Short Stories in German: New Penguin Parallel Texts
M**N
For those of a serious disposition.
I have given the addition a 3 star rating on the basis of content. I have the 1964 edition which I prefer as the stories are more to my literary taste and I would have read them in English. This current edition I found a bit dry and stodgy, perhaps highbrow is a better description: more graft than pleasure. Could be perhaps because the 1964 edition had an English editor and this edition a German editor. My literary tastes are more Raymond Chandler than Jane Austen.
P**T
Parallel reading
It is a long, long time ago since I studied German, nor have I had the opportunity of speaking the language...but I found the book not downright easy, but not difficult either. The parallel definition is good.I am refreshing German mainly as a challenge - using it just like a crossword to stimulate my brain. I am treating the text as I was taught - studying the German concentrating on it , memorizing it as best I can then turning to the English and translating that. It does the trick. If I have a word I just can`t make head nor tail of, I look it up in a dictionary rather than look at the text. That way the word is explained in full.

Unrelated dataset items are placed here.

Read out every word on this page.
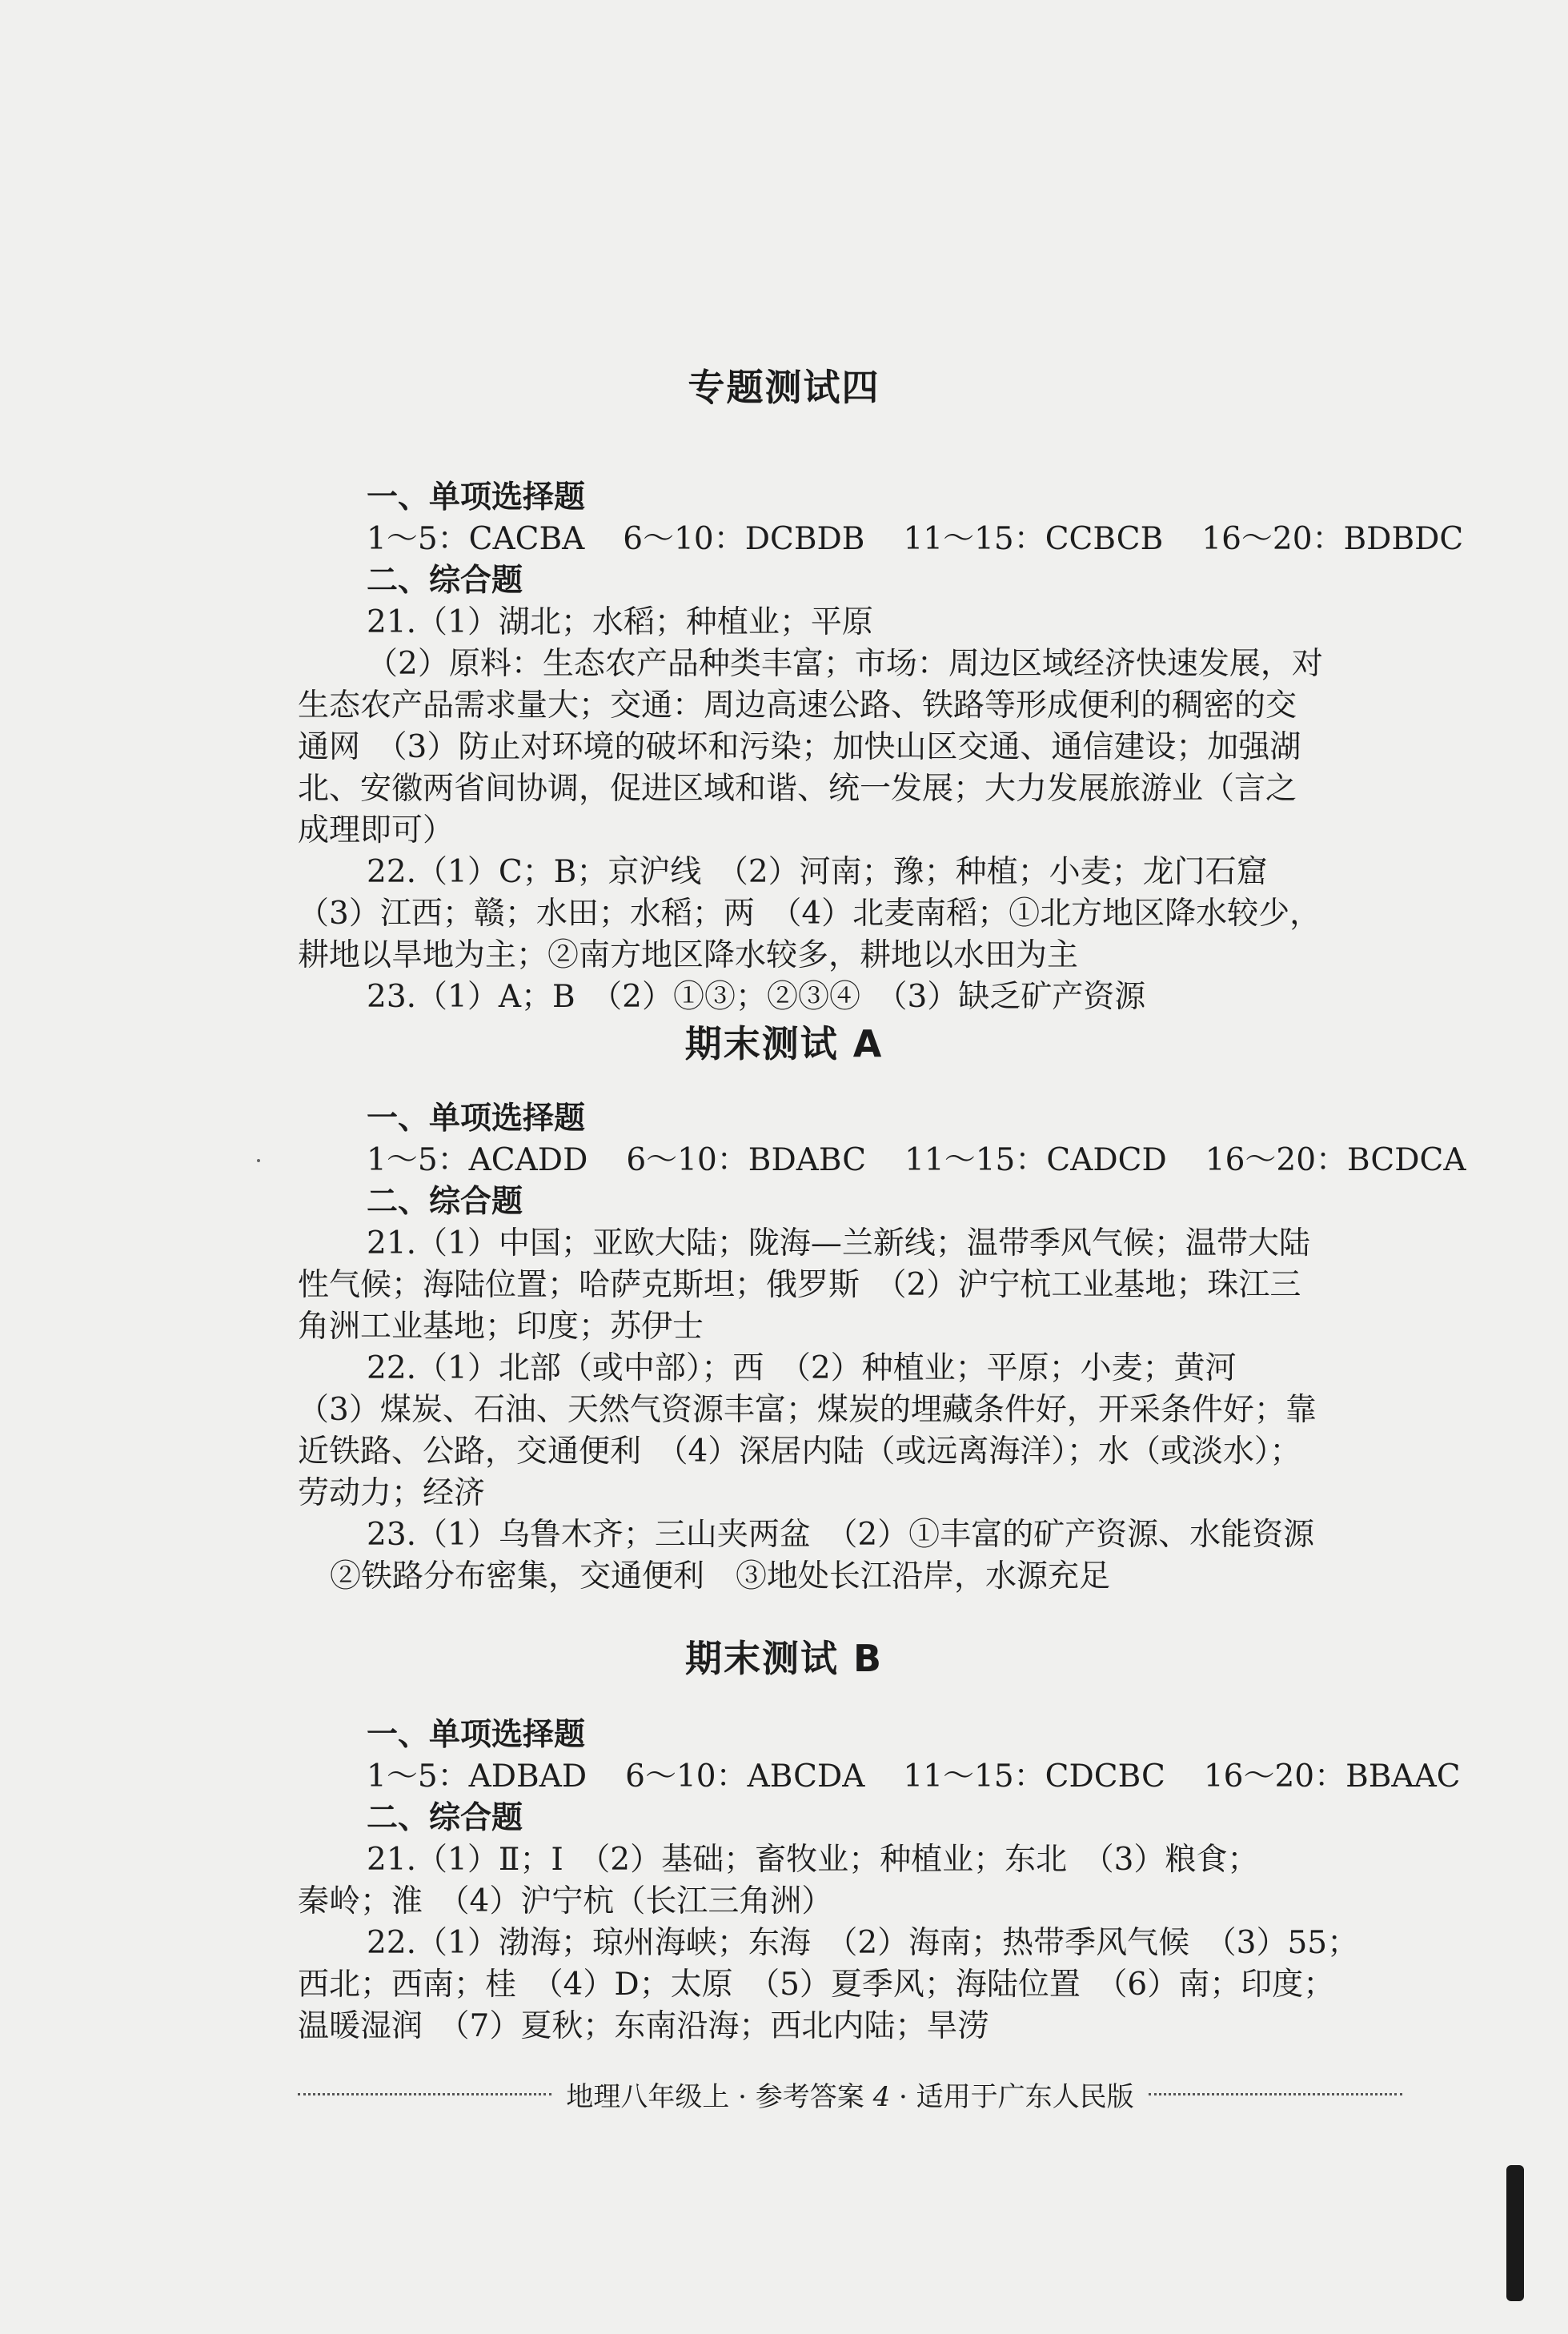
专题测试四
一、单项选择题
1～5：CACBA 6～10：DCBDB 11～15：CCBCB 16～20：BDBDC
二、综合题
21.（1）湖北；水稻；种植业；平原
（2）原料：生态农产品种类丰富；市场：周边区域经济快速发展，对
生态农产品需求量大；交通：周边高速公路、铁路等形成便利的稠密的交
通网　（3）防止对环境的破坏和污染；加快山区交通、通信建设；加强湖
北、安徽两省间协调，促进区域和谐、统一发展；大力发展旅游业（言之
成理即可）
22.（1）C；B；京沪线　（2）河南；豫；种植；小麦；龙门石窟
（3）江西；赣；水田；水稻；两　（4）北麦南稻；①北方地区降水较少，
耕地以旱地为主；②南方地区降水较多，耕地以水田为主
23.（1）A；B　（2）①③；②③④　（3）缺乏矿产资源
期末测试 A
一、单项选择题
1～5：ACADD 6～10：BDABC 11～15：CADCD 16～20：BCDCA
二、综合题
21.（1）中国；亚欧大陆；陇海—兰新线；温带季风气候；温带大陆
性气候；海陆位置；哈萨克斯坦；俄罗斯　（2）沪宁杭工业基地；珠江三
角洲工业基地；印度；苏伊士
22.（1）北部（或中部）；西　（2）种植业；平原；小麦；黄河
（3）煤炭、石油、天然气资源丰富；煤炭的埋藏条件好，开采条件好；靠
近铁路、公路，交通便利　（4）深居内陆（或远离海洋）；水（或淡水）；
劳动力；经济
23.（1）乌鲁木齐；三山夹两盆　（2）①丰富的矿产资源、水能资源
②铁路分布密集，交通便利　③地处长江沿岸，水源充足
期末测试 B
一、单项选择题
1～5：ADBAD 6～10：ABCDA 11～15：CDCBC 16～20：BBAAC
二、综合题
21.（1）Ⅱ；Ⅰ　（2）基础；畜牧业；种植业；东北　（3）粮食；
秦岭；淮　（4）沪宁杭（长江三角洲）
22.（1）渤海；琼州海峡；东海　（2）海南；热带季风气候　（3）55；
西北；西南；桂　（4）D；太原　（5）夏季风；海陆位置　（6）南；印度；
温暖湿润　（7）夏秋；东南沿海；西北内陆；旱涝
地理八年级上 · 参考答案 4 · 适用于广东人民版
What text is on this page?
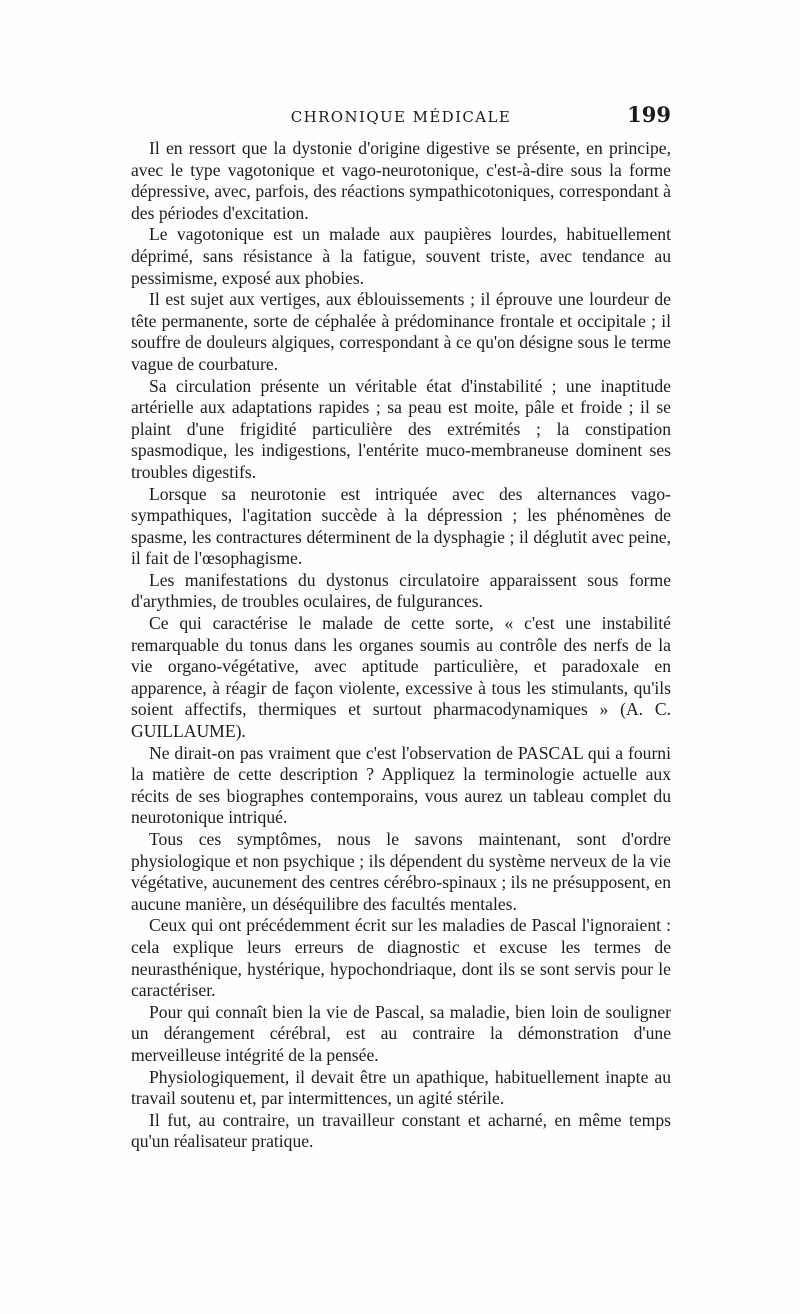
CHRONIQUE MÉDICALE	199

Il en ressort que la dystonie d'origine digestive se présente, en principe, avec le type vagotonique et vago-neurotonique, c'est-à-dire sous la forme dépressive, avec, parfois, des réactions sympathicotoniques, correspondant à des périodes d'excitation.

Le vagotonique est un malade aux paupières lourdes, habituellement déprimé, sans résistance à la fatigue, souvent triste, avec tendance au pessimisme, exposé aux phobies.

Il est sujet aux vertiges, aux éblouissements ; il éprouve une lourdeur de tête permanente, sorte de céphalée à prédominance frontale et occipitale ; il souffre de douleurs algiques, correspondant à ce qu'on désigne sous le terme vague de courbature.

Sa circulation présente un véritable état d'instabilité ; une inaptitude artérielle aux adaptations rapides ; sa peau est moite, pâle et froide ; il se plaint d'une frigidité particulière des extrémités ; la constipation spasmodique, les indigestions, l'entérite muco-membraneuse dominent ses troubles digestifs.

Lorsque sa neurotonie est intriquée avec des alternances vago-sympathiques, l'agitation succède à la dépression ; les phénomènes de spasme, les contractures déterminent de la dysphagie ; il déglutit avec peine, il fait de l'œsophagisme.

Les manifestations du dystonus circulatoire apparaissent sous forme d'arythmies, de troubles oculaires, de fulgurances.

Ce qui caractérise le malade de cette sorte, « c'est une instabilité remarquable du tonus dans les organes soumis au contrôle des nerfs de la vie organo-végétative, avec aptitude particulière, et paradoxale en apparence, à réagir de façon violente, excessive à tous les stimulants, qu'ils soient affectifs, thermiques et surtout pharmacodynamiques » (A. C. GUILLAUME).

Ne dirait-on pas vraiment que c'est l'observation de PASCAL qui a fourni la matière de cette description ? Appliquez la terminologie actuelle aux récits de ses biographes contemporains, vous aurez un tableau complet du neurotonique intriqué.

Tous ces symptômes, nous le savons maintenant, sont d'ordre physiologique et non psychique ; ils dépendent du système nerveux de la vie végétative, aucunement des centres cérébro-spinaux ; ils ne présupposent, en aucune manière, un déséquilibre des facultés mentales.

Ceux qui ont précédemment écrit sur les maladies de Pascal l'ignoraient : cela explique leurs erreurs de diagnostic et excuse les termes de neurasthénique, hystérique, hypochondriaque, dont ils se sont servis pour le caractériser.

Pour qui connaît bien la vie de Pascal, sa maladie, bien loin de souligner un dérangement cérébral, est au contraire la démonstration d'une merveilleuse intégrité de la pensée.

Physiologiquement, il devait être un apathique, habituellement inapte au travail soutenu et, par intermittences, un agité stérile.

Il fut, au contraire, un travailleur constant et acharné, en même temps qu'un réalisateur pratique.
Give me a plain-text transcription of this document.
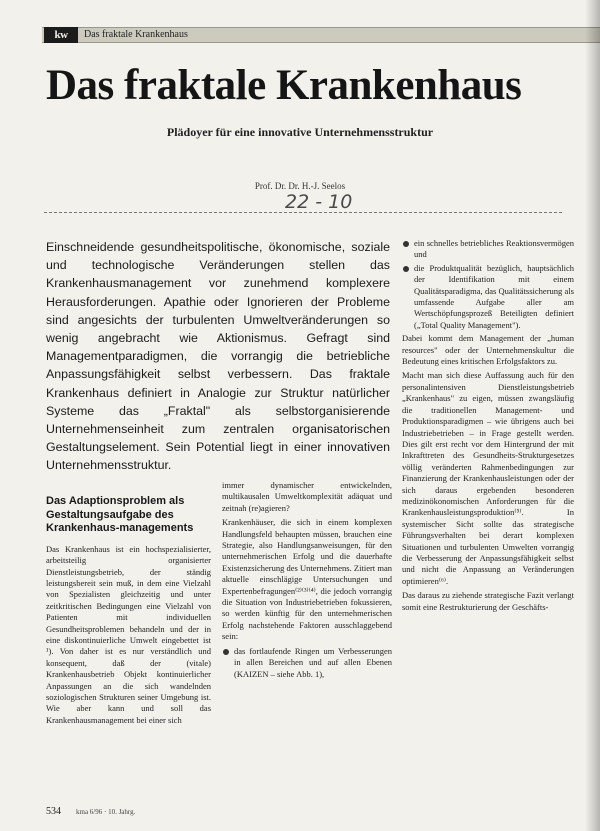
kw	Das fraktale Krankenhaus
Das fraktale Krankenhaus
Plädoyer für eine innovative Unternehmensstruktur
Prof. Dr. Dr. H.-J. Seelos
22 - 10

Einschneidende gesundheitspolitische, ökonomische, soziale und technologische Veränderungen stellen das Krankenhausmanagement vor zunehmend komplexere Herausforderungen. Apathie oder Ignorieren der Probleme sind angesichts der turbulenten Umweltveränderungen so wenig angebracht wie Aktionismus. Gefragt sind Managementparadigmen, die vorrangig die betriebliche Anpassungsfähigkeit selbst verbessern. Das fraktale Krankenhaus definiert in Analogie zur Struktur natürlicher Systeme das „Fraktal" als selbstorganisierende Unternehmenseinheit zum zentralen organisatorischen Gestaltungselement. Sein Potential liegt in einer innovativen Unternehmensstruktur.

Das Adaptionsproblem als Gestaltungsaufgabe des Krankenhaus-managements

Das Krankenhaus ist ein hochspezialisierter, arbeitsteilig organisierter Dienstleistungsbetrieb, der ständig leistungsbereit sein muß, in dem eine Vielzahl von Spezialisten gleichzeitig und unter zeitkritischen Bedingungen eine Vielzahl von Patienten mit individuellen Gesundheitsproblemen behandeln und der in eine diskontinuierliche Umwelt eingebettet ist ¹). Von daher ist es nur verständlich und konsequent, daß der (vitale) Krankenhausbetrieb Objekt kontinuierlicher Anpassungen an die sich wandelnden soziologischen Strukturen seiner Umgebung ist. Wie aber kann und soll das Krankenhausmanagement bei einer sich

immer dynamischer entwickelnden, multikausalen Umweltkomplexität adäquat und zeitnah (re)agieren?

Krankenhäuser, die sich in einem komplexen Handlungsfeld behaupten müssen, brauchen eine Strategie, also Handlungsanweisungen, für den unternehmerischen Erfolg und die dauerhafte Existenzsicherung des Unternehmens. Zitiert man aktuelle einschlägige Untersuchungen und Expertenbefragungen⁽²⁾⁽³⁾⁽⁴⁾, die jedoch vorrangig die Situation von Industriebetrieben fokussieren, so werden künftig für den unternehmerischen Erfolg nachstehende Faktoren ausschlaggebend sein:

das fortlaufende Ringen um Verbesserungen in allen Bereichen und auf allen Ebenen (KAIZEN – siehe Abb. 1),
ein schnelles betriebliches Reaktionsvermögen und
die Produktqualität bezüglich, hauptsächlich der Identifikation mit einem Qualitätsparadigma, das Qualitätssicherung als umfassende Aufgabe aller am Wertschöpfungsprozeß Beteiligten definiert („Total Quality Management").

Dabei kommt dem Management der „human resources" oder der Unternehmenskultur die Bedeutung eines kritischen Erfolgsfaktors zu.

Macht man sich diese Auffassung auch für den personalintensiven Dienstleistungsbetrieb „Krankenhaus" zu eigen, müssen zwangsläufig die traditionellen Management- und Produktionsparadigmen – wie übrigens auch bei Industriebetrieben – in Frage gestellt werden. Dies gilt erst recht vor dem Hintergrund der mit Inkrafttreten des Gesundheits-Strukturgesetzes völlig veränderten Rahmenbedingungen zur Finanzierung der Krankenhausleistungen oder der sich daraus ergebenden besonderen medizinökonomischen Anforderungen für die Krankenhausleistungsproduktion⁽⁵⁾. In systemischer Sicht sollte das strategische Führungsverhalten bei derart komplexen Situationen und turbulenten Umwelten vorrangig die Verbesserung der Anpassungsfähigkeit selbst und nicht die Anpassung an Veränderungen optimieren⁽⁶⁾.

Das daraus zu ziehende strategische Fazit verlangt somit eine Restrukturierung der Geschäfts-

534 kma 6/96 · 10. Jahrg.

I don`t think it is too difficult for students - I did Buddenbrooks (Thomas Mann) this way - I first read the book in German when I was a student - years later I did it by parallel.. - I couldn`t put it down. Maybe it is better to read something like it, something you like -If this book is too challenging, don`t give up
D**T
Okay but the stories are boring
I gave up reading this book because the level is upper-intermediate and the stories are quite boring.
C**H
An Exception to the Penguin Parallel Series
This book is a collection of short stories in German with the fairly literal English translation on the other page. The main points of this are that you can get a 'dictionary definition' (it is not a complete description, it is often best in the long run to look up words that may not be exactly the same as the English) that does not require putting down the book and much more importantly you can analyze and compare the differences in the way the two languages prefer to communicate the information from the level of the particle (if you are good at grammar) to the sentence, the paragraph and the story as a whole. I feel this is the main strength of a parallel text which the 'quick look-up' only serves to augment.Normally Penguin Parallel texts feature quite dull texts (I should know, I have all of the new series in each available language and the 1st of the old Penguin Parallel series which believe it or not even had a now unavailable 'Soviet Stories') that are as a rule boring. However I found some of the stories in this text genuinely interesting; Lascia for instance features a humorous car journey with a rather crazy Romanian taxi driver around Sicily and the collection is capped off with two simple but involving stories about Communist East Germany. Not much occurs, but the description I found interesting. Personally I found the 48 page long story, which is only second after a truly bizarre first story "The Listener, or a Description of a Route with a Hidden Motive," 'Waiting for Guests' unbearably boring about an anxious woman interminably ruminating over her feelings about her divorce.Still, short of being immersed in oral conversation with Germans, reading is the next best thing and with a parallel translation to look over I find I absorb much more of the important structure of thinking (& grammar). This volume, as with written German in general, is difficult to run through having long sentences only being completed at the end, but it is worth it; especially after time spent investigating the roots of the German language, which then enables one to 'build' the German language yourself.
M**N
inspiring
Good selection of stories. Inspired me to buy more German books.